A review of the newsletters of Community Change will illustrate that in the early years, there were numerous opportunities to participate on the “national scene” of the burgeoning anti-racism movement, but there came a time when at Community Change there was a conscious decision to focus locally. I remember one phone call from a group in the St. Louis area, asking us to work with them; I referred them to people in that general area who were part of a national coalition. Our decision to work more locally was motivated mostly by a recognition that our ability to “follow-up” with groups was urgent, and we could not do that as well with groups in other states. So the “think globally, act locally” slogan became a part of our organizational strategy.

1987, with celebrations of the two hundredth year of our nation’s constitution. brought a wonderful opportunity to apply our concern for the study of history. In October we held a Public Forum on the Constitution, at Harvard Law School, with Derrick Bell a featured presenter, engaging a panel of informed people, in reflections on the Constitution, and its meaning and challenges for the present. Was the nation born with that Constitution, or was it begun with a “Declaration” that “all men are created equal”. What happened to that “dream deferred’?

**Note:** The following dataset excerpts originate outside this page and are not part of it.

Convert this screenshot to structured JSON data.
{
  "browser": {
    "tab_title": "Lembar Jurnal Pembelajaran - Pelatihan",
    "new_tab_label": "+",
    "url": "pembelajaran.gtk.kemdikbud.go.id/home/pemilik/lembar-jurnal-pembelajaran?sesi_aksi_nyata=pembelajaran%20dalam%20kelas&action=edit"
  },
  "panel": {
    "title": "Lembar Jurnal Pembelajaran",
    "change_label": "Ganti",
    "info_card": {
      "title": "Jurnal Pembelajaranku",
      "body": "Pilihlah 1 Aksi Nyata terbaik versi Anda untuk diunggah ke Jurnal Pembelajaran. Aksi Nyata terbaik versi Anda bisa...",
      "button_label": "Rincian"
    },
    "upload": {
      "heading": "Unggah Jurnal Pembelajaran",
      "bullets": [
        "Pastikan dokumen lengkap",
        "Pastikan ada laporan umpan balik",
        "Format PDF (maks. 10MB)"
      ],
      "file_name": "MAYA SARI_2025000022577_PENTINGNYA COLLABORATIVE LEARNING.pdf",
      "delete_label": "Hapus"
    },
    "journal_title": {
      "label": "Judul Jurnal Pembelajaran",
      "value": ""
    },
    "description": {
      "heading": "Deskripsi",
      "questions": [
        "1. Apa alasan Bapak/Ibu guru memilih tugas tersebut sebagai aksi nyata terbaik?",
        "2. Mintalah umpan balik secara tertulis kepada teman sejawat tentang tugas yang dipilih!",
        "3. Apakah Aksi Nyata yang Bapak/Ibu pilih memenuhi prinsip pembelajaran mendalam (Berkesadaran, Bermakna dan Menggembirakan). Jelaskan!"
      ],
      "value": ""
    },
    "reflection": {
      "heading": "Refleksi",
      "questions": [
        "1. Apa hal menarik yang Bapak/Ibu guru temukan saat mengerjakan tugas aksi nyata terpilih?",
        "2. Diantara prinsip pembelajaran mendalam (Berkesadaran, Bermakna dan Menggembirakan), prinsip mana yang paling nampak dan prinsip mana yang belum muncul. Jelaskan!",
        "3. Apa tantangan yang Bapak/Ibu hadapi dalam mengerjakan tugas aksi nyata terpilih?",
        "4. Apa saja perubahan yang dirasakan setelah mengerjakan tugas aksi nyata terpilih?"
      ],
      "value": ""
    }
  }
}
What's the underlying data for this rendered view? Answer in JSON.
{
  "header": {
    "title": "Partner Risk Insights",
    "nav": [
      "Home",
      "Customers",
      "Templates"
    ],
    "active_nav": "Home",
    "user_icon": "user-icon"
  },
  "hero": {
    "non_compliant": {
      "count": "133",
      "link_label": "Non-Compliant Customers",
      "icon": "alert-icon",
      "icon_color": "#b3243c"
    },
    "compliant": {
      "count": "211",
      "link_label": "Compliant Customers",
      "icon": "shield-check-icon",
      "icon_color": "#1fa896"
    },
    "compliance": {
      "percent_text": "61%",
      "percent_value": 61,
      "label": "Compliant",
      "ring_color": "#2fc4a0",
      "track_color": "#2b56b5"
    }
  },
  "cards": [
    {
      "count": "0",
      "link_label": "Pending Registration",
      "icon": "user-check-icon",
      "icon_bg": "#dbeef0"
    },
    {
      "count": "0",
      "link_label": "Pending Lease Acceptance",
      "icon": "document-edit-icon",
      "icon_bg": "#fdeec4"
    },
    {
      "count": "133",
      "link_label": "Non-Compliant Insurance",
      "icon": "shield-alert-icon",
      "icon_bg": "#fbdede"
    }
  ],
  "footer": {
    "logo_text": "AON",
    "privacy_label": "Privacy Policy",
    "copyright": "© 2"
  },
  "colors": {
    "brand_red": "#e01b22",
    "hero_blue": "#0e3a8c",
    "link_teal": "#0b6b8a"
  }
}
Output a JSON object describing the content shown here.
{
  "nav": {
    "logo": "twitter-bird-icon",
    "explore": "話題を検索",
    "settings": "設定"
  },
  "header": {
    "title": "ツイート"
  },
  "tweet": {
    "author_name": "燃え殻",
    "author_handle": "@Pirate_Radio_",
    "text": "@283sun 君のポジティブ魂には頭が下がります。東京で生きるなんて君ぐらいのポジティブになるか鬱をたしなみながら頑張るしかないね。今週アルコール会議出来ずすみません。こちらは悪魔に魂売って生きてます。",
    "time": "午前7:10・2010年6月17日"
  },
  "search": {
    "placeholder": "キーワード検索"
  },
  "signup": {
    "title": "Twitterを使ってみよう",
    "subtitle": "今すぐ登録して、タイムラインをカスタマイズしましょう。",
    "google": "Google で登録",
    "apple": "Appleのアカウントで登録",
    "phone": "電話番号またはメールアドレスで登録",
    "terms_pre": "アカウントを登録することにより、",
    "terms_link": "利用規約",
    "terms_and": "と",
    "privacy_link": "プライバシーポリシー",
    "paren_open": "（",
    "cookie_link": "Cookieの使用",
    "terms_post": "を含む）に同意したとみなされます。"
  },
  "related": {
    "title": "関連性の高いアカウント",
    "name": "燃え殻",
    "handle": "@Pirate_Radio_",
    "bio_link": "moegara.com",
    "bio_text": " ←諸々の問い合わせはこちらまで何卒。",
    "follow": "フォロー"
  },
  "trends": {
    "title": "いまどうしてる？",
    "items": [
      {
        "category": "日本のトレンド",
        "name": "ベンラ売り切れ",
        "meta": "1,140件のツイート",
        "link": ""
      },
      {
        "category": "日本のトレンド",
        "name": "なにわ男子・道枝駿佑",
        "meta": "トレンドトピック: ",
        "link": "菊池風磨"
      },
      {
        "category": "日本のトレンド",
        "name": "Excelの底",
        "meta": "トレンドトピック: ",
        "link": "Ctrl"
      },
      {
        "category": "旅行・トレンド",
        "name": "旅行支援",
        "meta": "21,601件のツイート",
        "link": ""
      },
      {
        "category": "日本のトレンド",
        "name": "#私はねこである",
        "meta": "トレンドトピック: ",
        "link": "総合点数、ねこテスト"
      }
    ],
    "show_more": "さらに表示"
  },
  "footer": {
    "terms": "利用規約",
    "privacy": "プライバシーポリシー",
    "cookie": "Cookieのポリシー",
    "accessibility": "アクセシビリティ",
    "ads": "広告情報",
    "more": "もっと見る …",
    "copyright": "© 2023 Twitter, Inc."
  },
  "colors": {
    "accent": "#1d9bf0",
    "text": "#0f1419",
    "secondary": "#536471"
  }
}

Somewhere during the 8o’s people began to request copies of what I called “essays” which I had included in Community Change newsletters, and these were eventually published under the title, Convictions About Racism in the United States of America. These began usually as a vehicle for me to express my own feelings, often of anger, at the racial prejudice and discrimination I saw too frequently around me. One of the first essays was a response to a morning when I met an African American woman friend walking across Boston Common; she unleashed her anger at an incident which had just happened to her; I carried that anger back to the CCI office, wrote about it in an essay which was included in the next newsletter.

None of the essays can be claimed as definitive on any subject, but as they were circulated, positive response came from many across the nation. One national federal agency head began to circulate the essays through his department, and there were other indications that, simple as they were, they were helpful to many. While they are little known today, and would need much revision for today’s world, there are still occasional bits of insight that can be helpful. They become a kind of chronicle of my daily hunt for the origins of my “dis-ease”, and the search for actions to counter racism.

The work with college students led to the creation of our summer internship program. Teaching at Boston College, meeting students in work with other colleges, it became important to provide an experience through which students could contribute to the movement while extending their learning through practical work in the field. In other organizations we had seen interns doing mostly the work that no one else wanted to do, the detailed “grunt work” of the movement.

We wanted a different opportunity for our interns. Our program included three foci for the interns. (1) Interns indeed were expected to do a part of the “grunt work”, but always shared by me or others in the office, stuffing a mailing, or whatever was necessary. (2) Interns went to community meetings with me in what we eventually called “shadowing”. They were there to observe, participate, and then later reflect together on what we had learned. (3) Interns were each expected to select a project of their own, to complete during the summer. Those projects varied by intern interests and skills; often it was a plan for implementation back on campus, or maybe creating a body of information to be added to resources available for CCI friends. This three-pronged program became a way to further the education of committed students, and to make their skills available to the organization.